Friday, October 17, 2008

The Khmer Rouge Killing Fields at Choung Ek, outside Phnom Penh

A shocking window on just how dark human nature can be. The killing fields of Choung Ek were a half hour tuk tuk ride from our lakeside guesthouse in Phnomn Penh. One of the many sites around Cambodia where the Kymer Rouge, under the rule of Pol Pot, beat to death and buried millions of its fellow Cambodians.

Paul, our Tuk Tuk driver took us out from the guesthouse, through midday Phnomn Penh traffic and along the unsealed dusty road that leads out of the capital. The Same route that was travelled by the condemned in trucks from security prisons in the city.

We arrived in the almost empty dirt yard that acted as a car park and went off and got our admission tickets. As we walked into the site, it initially looks like a park or a peaceful recreation spot, with no immediately obvious signs of the horrors that occurred there. In the background were the noises of local children playing at a school. In front of us stood a large gold topped stupa. As we got closer, it quickly became apparent that this huge structure was absolutely crammed from top to bottom with the skulls of some of the 9000+ people that had thus far been exhumed from the mass graves at the site.

We spent some time inside the structure, completely shocked by the site. The cases and shelves containing the skulls are open, and tower, stories above you. The extremely narrow passageway that runs between the outer wall of the stupa and the cases of skulls means that you have no choice but to be inches from the thousands of skulls. Plastic signs request that you don't touch them. They are arranged by sex and approximate age at death. The point at which we entered brought us in front of hundreds of skulls of those aged 5 -9.

We left and started to walk around the site. Various information boards told of where buildings once stood, containing chemicals used in an attempt to subdue the smell, as well as kill any of the victims who were only stunned by the blows inflicted on them. Signs around the site requested that we didn't walk on the still unexcavated mass graves.

We came across a large tree with a thick branch running perpendicular to the trunk, on it hung a sign telling of how the Khmer rouge soldiers used the branch to hang a loudspeaker playing music at a decibel level high enough to drown out the cries and screams of the children who were being beaten to death against the trunk. Against this same trunk today were stacked piles of fractured bones that had been found on the ground nearby since the fall of the Khmer Rouge.

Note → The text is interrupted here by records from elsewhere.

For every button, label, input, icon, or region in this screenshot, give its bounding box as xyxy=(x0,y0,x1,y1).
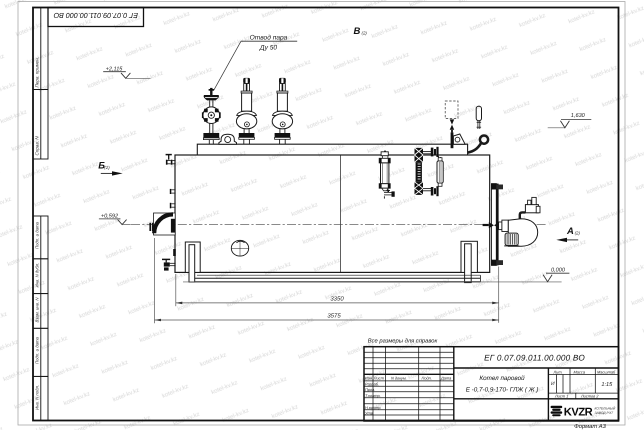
svg-text:Изм.: Изм. xyxy=(365,376,373,381)
svg-text:Котел паровой: Котел паровой xyxy=(479,375,525,382)
svg-text:Разраб.: Разраб. xyxy=(365,382,379,387)
svg-text:Лист 1: Лист 1 xyxy=(554,394,568,399)
svg-text:3575: 3575 xyxy=(327,313,341,320)
svg-text:1:15: 1:15 xyxy=(601,382,613,388)
svg-text:Масштаб: Масштаб xyxy=(597,369,616,374)
svg-text:Пров.: Пров. xyxy=(365,387,375,392)
svg-text:Взам. инв. N: Взам. инв. N xyxy=(35,297,40,323)
svg-text:ЗАВОД РЭТ: ЗАВОД РЭТ xyxy=(595,411,615,415)
svg-text:Все размеры для справок: Все размеры для справок xyxy=(368,337,438,344)
svg-text:Подп. и дата: Подп. и дата xyxy=(35,336,40,364)
svg-text:Т.контр.: Т.контр. xyxy=(365,393,381,398)
svg-text:Е -0,7-0,9-170- ГЛЖ ( Ж ): Е -0,7-0,9-170- ГЛЖ ( Ж ) xyxy=(466,387,539,394)
svg-text:Ду 50: Ду 50 xyxy=(259,45,278,52)
svg-text:Листов 2: Листов 2 xyxy=(580,394,599,399)
svg-text:Инв. N дубл.: Инв. N дубл. xyxy=(35,263,40,288)
svg-text:(2): (2) xyxy=(104,165,110,170)
svg-text:ЕГ 0.07.09.011.00.000 ВО: ЕГ 0.07.09.011.00.000 ВО xyxy=(53,11,138,20)
svg-text:Подп. и дата: Подп. и дата xyxy=(35,221,40,249)
svg-text:(2): (2) xyxy=(362,31,368,36)
svg-text:Формат А3: Формат А3 xyxy=(574,423,606,430)
svg-text:Инв. N подл.: Инв. N подл. xyxy=(35,385,40,410)
svg-text:Утв.: Утв. xyxy=(365,410,374,415)
svg-text:И: И xyxy=(551,381,555,387)
svg-text:KVZR: KVZR xyxy=(564,407,593,419)
svg-text:Отвод пара: Отвод пара xyxy=(250,34,288,41)
svg-text:КОТЕЛЬНЫЙ: КОТЕЛЬНЫЙ xyxy=(595,406,616,410)
svg-text:Н.контр.: Н.контр. xyxy=(365,405,381,410)
svg-text:В: В xyxy=(354,26,361,37)
svg-text:1,630: 1,630 xyxy=(571,113,586,119)
svg-text:Перв. примен.: Перв. примен. xyxy=(35,57,40,88)
svg-text:0,000: 0,000 xyxy=(551,267,566,273)
svg-text:3350: 3350 xyxy=(330,296,344,303)
svg-text:Справ. N: Справ. N xyxy=(35,136,40,156)
svg-text:Лит.: Лит. xyxy=(553,369,563,374)
svg-text:А: А xyxy=(566,226,574,237)
svg-text:Лист: Лист xyxy=(373,376,385,381)
svg-text:ЕГ 0.07.09.011.00.000 ВО: ЕГ 0.07.09.011.00.000 ВО xyxy=(484,354,585,363)
svg-text:Подп.: Подп. xyxy=(422,376,432,381)
svg-text:N докум.: N докум. xyxy=(391,376,407,381)
svg-text:Дата: Дата xyxy=(440,376,452,381)
svg-text:Масса: Масса xyxy=(574,369,586,374)
svg-text:(2): (2) xyxy=(575,230,581,235)
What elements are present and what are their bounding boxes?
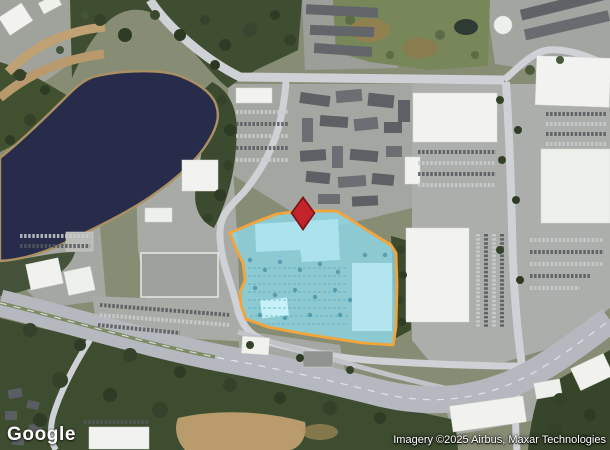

As we walked around the unkept paths we could see pieces of bone, teeth and clothing embedded in the ground all around us. As Cambodia had slowly forged itself a position on the backpackers trail, the number of visitors to the site had been wearing away the earth of the makeshift pathways, slowly exposing the bodies buried just below the surface that we were inadvertently walking across.

A small acrylic sided box to the right of the pathway displayed a sign explaining that the contents was pieces of skeletons and personal effect that had been found around the site since the early excavations of the mass graves. As the box was fall and locked the lid was piled with many more pieces that visitors to the sight had found and placed there in the hope that one day someone may have the will and resources to catalogue them correctly.